Prokuratura wszczęła śledztwo po zderzeniu dwóch tramwajów na alei Mickiewicza w Łodzi. Postępowanie prowadzone jest pod kątem sprowadzenia katastrofy w ruchu lądowym, która zagrażała życiu lub zdrowiu wielu osób. W zderzeniu pojazdów w sumie poszkodowanych zostało 29 osób, a 11 z nich trafiło do szpitali. Jest też nagranie pokazujące moment zderzenia.
Do zdarzenia doszło w czwartek (25 czerwca) po godzinie 16.30 na alei Mickiewicza w centrum Łodzi. - Jadący w kierunku dzielnicy Widzew 49-letni motorniczy tramwaju linii 14 w niewyjaśnionych okolicznościach uderzył w tył poprzedzającego go tramwaju linii 10 - mówiła w czwartek młodszy aspirant Jadwiga Czyż z Wydziału Ruchu Drogowego Komendy Miejskiej Policji w Łodzi. Kanał Stop Cham opublikował nagranie, na którym widać moment zderzenia.
Śledztwo prokuratury
Śledztwo po wypadku wszczęła Prokuratura Rejonowa Łódź-Polesie. Dotyczy ono sprowadzenia katastrofy w ruchu lądowym, która zagrażała życiu lub zdrowiu wielu osób, co zagrożone jest karą 10 lat pozbawienia wolności.
Czytaj też: Poznań. Rozpędzony tramwaj uderzył w tył tramwaju stojącego na przystanku. Motorniczy z zarzutem
- Prokurator przeprowadził oględziny miejsca zdarzenia i składów biorących w nim udział. Ze wstępnych ustaleń wynika, że tramwaj linii 14 najechał na znajdującą się przed nim 10 - przekazał rzecznik łódzkiej prokuratury okręgowej Krzysztof Kopania. Dodał, że w wyniku zdarzenia obrażeń doznało 29 osób, 11 z nich przewieziona zostało do szpitali. - Ustalamy szczegóły dotyczące stanu zdrowia poszczególnych pokrzywdzonych. Wszyscy opuścili już szpitale, do których trafili - przekazał Kopania.

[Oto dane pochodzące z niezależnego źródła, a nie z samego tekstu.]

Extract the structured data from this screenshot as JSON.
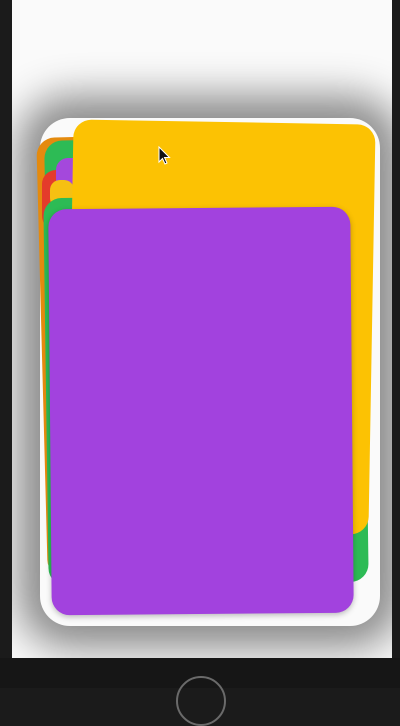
{
  "app": {
    "screen_background": "#fafafa",
    "frame_color": "#1b1b1b"
  },
  "cards": [
    {
      "name": "card-back-orange",
      "color": "#e48a0e"
    },
    {
      "name": "card-back-green",
      "color": "#2dbb55"
    },
    {
      "name": "card-back-red",
      "color": "#e43b2b"
    },
    {
      "name": "card-back-purple-small",
      "color": "#a448dc"
    },
    {
      "name": "card-back-yellow-small",
      "color": "#f6c012"
    },
    {
      "name": "card-back-green-2",
      "color": "#2dbb55"
    },
    {
      "name": "card-yellow",
      "color": "#fcc203"
    },
    {
      "name": "card-purple-front",
      "color": "#a242de"
    }
  ],
  "icons": {
    "cursor": "mouse-pointer-icon",
    "home": "home-button-icon"
  }
}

Prokuratura: sprawdzamy, czy wpływu na wypadek nie miały prace przy trakcji
Jak przekazuje prokuratura, motorniczy obu tramwajów byli trzeźwi, a pojazdy zostały zabezpieczone. - Planowane jest przeprowadzenie ich oględzin z udziałem biegłego oraz komisji MPK. Przesłuchiwani są świadkowie. Pracujemy nad ustaleniem przyczyny zdarzenia, w szczególności czy wpływu na nie nie miały prowadzone prace trakcji elektrycznej i ich organizacja - poinformował Kopania.